Well, Razer keeps telling us we should set about “smashing the system” rather than “holding the centre”. Yet she complains when the US “smashed the system” in Libya, Iraq etc.
And now we’ll get to see what all this “smashing of the system” brings to us at home…no doubt a Marxist paradise.
My comment suggests opening a public discussion about U.S. imperialism via the mainstream media and you are off on your hysterical tangent once again about violent military overthrow. Damien, the centre is extreme – extreme in its military activity and extreme in its complicit silence.
This is the worst take on Helen’s arguments I’ve ever seen. Did you think this was clever?
Hay how come Razer the Grasp Failer wrote a book about looking for quality dick when she thinks rape is bad?
Lol. Grasp Failer. 🙂
Yes. The argument that any person who seeks significant political change also supports the invasion of sovereign nations by the hegemon cannot be answered.
Ah No Chiefs! If only the ABC WERE left biased, but their guest list on current affairs programs suggests not. Just look at Q&A: when it has a token leftist on the panel, nine times out of ten it’s a foreign artist of some kind touring Australia.

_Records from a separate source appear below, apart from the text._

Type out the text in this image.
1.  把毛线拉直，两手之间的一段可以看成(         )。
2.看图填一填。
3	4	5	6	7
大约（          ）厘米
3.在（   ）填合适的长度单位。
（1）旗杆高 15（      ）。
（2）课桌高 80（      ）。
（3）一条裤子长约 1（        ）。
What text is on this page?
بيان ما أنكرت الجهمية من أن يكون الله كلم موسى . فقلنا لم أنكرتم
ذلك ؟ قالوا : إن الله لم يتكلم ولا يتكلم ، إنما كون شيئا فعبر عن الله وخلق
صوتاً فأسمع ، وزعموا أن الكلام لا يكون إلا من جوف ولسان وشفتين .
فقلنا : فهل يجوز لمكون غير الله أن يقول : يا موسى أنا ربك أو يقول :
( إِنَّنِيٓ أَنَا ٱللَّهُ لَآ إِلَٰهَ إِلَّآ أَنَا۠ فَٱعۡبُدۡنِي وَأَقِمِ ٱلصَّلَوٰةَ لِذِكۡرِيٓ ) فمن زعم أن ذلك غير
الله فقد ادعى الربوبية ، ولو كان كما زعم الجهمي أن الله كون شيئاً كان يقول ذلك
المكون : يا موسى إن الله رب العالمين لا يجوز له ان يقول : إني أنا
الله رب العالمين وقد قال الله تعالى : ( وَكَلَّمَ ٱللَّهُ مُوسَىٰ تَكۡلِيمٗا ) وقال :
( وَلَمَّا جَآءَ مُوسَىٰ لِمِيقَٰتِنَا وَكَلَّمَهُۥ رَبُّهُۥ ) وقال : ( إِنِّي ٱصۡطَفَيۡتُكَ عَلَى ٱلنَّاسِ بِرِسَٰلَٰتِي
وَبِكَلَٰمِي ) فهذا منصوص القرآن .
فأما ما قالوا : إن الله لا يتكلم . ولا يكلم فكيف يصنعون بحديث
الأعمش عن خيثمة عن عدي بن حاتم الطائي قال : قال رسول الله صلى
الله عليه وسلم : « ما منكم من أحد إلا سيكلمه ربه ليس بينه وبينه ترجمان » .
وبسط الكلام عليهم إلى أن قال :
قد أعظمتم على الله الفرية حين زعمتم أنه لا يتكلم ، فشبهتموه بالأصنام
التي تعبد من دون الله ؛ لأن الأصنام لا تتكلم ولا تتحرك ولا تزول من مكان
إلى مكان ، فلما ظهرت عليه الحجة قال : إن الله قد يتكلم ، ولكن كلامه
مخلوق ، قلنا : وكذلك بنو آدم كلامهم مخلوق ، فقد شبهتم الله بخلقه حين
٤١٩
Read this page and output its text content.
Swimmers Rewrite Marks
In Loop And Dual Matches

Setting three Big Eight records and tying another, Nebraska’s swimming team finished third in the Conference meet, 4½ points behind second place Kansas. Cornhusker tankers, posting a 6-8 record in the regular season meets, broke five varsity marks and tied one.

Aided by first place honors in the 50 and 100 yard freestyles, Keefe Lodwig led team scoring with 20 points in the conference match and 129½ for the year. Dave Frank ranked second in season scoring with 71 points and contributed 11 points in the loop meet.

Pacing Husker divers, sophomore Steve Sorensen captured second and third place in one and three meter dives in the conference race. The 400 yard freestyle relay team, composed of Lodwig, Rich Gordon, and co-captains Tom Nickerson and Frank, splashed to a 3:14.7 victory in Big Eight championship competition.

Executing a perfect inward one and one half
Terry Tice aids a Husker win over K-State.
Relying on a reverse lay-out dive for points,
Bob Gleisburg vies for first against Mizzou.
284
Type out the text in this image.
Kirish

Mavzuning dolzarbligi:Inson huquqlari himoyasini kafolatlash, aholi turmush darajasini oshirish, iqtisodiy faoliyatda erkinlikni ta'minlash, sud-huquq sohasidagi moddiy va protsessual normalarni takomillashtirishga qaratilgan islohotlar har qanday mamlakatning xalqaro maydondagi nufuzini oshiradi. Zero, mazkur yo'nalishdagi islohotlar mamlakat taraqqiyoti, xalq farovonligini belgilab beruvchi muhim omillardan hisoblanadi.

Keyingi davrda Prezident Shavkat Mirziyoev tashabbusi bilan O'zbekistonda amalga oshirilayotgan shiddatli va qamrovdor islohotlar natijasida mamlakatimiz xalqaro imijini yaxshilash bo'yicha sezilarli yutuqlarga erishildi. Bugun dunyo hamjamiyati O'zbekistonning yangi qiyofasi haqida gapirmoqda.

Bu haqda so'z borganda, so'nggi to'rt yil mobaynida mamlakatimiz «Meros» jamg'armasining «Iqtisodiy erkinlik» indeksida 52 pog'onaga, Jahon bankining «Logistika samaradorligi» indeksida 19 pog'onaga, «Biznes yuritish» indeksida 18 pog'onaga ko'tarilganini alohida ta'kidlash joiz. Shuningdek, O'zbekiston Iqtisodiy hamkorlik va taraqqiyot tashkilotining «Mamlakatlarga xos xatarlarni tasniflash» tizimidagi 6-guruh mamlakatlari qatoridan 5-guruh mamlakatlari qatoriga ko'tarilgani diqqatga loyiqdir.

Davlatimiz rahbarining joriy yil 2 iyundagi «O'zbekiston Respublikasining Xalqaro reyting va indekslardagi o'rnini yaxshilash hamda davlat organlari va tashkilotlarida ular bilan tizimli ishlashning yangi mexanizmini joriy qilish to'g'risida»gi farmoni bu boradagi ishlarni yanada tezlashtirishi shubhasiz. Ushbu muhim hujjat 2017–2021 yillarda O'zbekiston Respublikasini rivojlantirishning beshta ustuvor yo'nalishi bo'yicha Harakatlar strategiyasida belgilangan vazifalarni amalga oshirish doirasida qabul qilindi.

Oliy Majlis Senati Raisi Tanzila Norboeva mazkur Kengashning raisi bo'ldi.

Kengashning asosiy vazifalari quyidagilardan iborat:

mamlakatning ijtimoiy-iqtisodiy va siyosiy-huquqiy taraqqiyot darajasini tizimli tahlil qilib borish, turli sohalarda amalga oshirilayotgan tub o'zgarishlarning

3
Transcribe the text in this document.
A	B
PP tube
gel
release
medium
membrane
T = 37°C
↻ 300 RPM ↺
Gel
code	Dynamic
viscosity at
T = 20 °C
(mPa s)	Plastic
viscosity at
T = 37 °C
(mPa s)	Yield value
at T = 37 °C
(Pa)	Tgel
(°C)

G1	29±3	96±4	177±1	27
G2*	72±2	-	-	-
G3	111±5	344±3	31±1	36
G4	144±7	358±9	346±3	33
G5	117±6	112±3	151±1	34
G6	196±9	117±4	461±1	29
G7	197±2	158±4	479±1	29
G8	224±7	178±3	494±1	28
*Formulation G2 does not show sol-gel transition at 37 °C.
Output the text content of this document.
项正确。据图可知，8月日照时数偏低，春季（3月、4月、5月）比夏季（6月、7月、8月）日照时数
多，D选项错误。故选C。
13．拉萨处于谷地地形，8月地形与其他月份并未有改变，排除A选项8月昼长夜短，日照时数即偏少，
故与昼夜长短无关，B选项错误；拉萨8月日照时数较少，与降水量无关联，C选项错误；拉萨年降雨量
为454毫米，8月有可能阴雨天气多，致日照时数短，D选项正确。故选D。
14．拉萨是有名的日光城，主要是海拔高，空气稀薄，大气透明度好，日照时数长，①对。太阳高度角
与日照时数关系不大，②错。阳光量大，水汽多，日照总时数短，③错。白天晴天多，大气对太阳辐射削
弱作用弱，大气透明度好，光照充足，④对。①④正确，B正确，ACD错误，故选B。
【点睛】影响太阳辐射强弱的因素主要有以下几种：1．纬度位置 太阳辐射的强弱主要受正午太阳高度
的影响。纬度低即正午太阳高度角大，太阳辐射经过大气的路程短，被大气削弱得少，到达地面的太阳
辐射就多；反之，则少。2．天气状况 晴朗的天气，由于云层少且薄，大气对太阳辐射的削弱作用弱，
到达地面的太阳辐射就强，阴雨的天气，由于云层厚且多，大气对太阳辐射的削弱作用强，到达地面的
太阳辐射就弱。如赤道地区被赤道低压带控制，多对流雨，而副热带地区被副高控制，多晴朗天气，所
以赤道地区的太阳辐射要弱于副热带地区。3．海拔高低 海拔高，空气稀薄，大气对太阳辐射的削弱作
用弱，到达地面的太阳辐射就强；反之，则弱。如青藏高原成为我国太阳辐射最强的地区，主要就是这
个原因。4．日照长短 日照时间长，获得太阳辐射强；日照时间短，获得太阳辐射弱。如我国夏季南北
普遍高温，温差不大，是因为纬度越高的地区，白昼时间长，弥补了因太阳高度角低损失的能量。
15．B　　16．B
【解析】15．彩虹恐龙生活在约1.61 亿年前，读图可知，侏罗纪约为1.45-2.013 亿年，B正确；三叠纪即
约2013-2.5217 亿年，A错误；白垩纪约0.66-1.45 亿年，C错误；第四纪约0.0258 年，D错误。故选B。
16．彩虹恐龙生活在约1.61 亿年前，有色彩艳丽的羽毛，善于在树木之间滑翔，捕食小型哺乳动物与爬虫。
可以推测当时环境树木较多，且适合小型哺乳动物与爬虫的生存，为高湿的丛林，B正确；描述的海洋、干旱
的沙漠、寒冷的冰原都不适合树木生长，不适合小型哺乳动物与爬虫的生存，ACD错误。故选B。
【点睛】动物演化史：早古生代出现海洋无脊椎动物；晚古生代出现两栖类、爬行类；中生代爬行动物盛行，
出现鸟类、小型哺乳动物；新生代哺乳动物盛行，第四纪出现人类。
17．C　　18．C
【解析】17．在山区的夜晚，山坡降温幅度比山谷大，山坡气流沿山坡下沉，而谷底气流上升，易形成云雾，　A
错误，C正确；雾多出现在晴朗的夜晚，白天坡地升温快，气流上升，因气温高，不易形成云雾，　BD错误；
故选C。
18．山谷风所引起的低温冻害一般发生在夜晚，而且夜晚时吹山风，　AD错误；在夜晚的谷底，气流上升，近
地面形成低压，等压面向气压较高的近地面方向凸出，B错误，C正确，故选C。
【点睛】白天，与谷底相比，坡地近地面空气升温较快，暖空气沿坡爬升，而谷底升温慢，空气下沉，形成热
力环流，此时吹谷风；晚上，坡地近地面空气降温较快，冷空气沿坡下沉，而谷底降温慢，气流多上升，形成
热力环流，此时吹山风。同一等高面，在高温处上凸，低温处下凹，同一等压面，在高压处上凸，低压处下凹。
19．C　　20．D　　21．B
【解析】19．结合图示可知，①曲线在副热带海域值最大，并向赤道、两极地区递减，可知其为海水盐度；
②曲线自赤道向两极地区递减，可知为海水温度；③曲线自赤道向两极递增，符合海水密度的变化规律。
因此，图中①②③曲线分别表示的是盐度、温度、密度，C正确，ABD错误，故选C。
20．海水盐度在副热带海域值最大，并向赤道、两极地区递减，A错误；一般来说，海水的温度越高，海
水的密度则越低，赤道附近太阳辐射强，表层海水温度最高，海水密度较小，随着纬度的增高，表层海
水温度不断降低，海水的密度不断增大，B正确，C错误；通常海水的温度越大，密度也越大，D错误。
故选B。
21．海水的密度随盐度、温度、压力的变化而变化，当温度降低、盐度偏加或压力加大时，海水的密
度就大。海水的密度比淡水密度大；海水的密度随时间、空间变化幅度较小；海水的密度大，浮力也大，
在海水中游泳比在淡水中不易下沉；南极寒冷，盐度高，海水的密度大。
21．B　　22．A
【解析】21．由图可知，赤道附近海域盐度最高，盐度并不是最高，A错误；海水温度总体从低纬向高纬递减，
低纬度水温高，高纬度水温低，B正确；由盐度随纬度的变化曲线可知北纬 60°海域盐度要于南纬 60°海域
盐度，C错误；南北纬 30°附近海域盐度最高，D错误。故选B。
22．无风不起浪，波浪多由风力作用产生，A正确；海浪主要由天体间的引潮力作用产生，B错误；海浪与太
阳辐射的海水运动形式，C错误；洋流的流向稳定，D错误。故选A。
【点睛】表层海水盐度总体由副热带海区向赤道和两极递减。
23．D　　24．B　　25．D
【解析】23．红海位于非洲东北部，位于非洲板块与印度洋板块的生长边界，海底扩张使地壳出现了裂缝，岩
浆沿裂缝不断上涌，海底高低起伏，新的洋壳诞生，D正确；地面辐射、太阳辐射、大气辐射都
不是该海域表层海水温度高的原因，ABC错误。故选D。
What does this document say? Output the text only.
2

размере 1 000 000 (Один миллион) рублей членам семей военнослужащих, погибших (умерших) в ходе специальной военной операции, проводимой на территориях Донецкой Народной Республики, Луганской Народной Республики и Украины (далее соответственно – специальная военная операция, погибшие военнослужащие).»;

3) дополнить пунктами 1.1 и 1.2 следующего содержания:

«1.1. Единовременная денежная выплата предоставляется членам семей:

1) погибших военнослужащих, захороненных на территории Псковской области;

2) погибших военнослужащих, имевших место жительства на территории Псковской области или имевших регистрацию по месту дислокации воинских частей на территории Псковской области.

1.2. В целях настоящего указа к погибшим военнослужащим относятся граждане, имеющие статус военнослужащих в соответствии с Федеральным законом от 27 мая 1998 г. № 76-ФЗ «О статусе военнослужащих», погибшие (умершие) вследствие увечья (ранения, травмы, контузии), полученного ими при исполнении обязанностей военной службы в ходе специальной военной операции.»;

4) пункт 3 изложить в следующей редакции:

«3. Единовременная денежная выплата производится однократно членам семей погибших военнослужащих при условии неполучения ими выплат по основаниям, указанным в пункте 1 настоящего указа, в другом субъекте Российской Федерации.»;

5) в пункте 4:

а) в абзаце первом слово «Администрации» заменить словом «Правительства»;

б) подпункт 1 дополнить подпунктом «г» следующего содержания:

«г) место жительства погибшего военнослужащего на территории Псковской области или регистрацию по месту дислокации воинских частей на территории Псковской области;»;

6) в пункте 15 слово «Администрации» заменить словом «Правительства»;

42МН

The worrying thing for me is the ABC is still believed to be leftist when it’s too afraid of budget cuts and all those baby boomers to be anything of the sort.
I agree wholeheartedly. It shouldn’t be necessary for the public breast-beating anytime one considers an upside to the Trump stage show, but it is: Trump is a dog, etc.
However… that said, having such a raw amateur crashing into a carefully constructed and sanctimonious institution like the White House is pure popcorn stuff. Having the POTUS openly telling Fox viewers that the US acts in the same vein as the bad guys when it suits them would have filled adult diapers all over the country. Making your barber the Undersecretary for the Interior, or whatever, may terrify the the professional classes around the world, but it also tears away the fabric shielding how this stuff is usually done. This guy is a blockhead in the same way that Obama was classy, but who will turn out to be more transparent, authentic or trustworthy in the end? This is also true even if your only trust in him is the certain knowledge that he will screw everything up.
To those who argue that this is not remotely funny because if he screws up badly enough he’ll take out the rest of us with him – my answer is it was always thus. An intelligent president like JFK had his finger paused above the button during the Cuban crisis, and probably had the intent to press it if need be. Less intelligent presidents than JFK have played with the world’s safety over perceived US strategic interests – we are all hostage to fortune. Talk about trigger warnings.
Obama was handed a sh*t sandwich & I’m sure didn’t like what he was doing. It’s easy to criticise from a safe distance but you need to walk in his shoes.
On the other hand I think Trump would enjoy some carnage as long as he wins.
A dead body is a dead body. And has no opinion on the amount of moral pain that caused their death. Nor do I.
Pretty good, Helen. Pity about the title. And I comment think Chump’s reply to O’Reilly was more a brain fart produced by his determination to always have the last word. The truth or otherwise of the comment was purely incidental.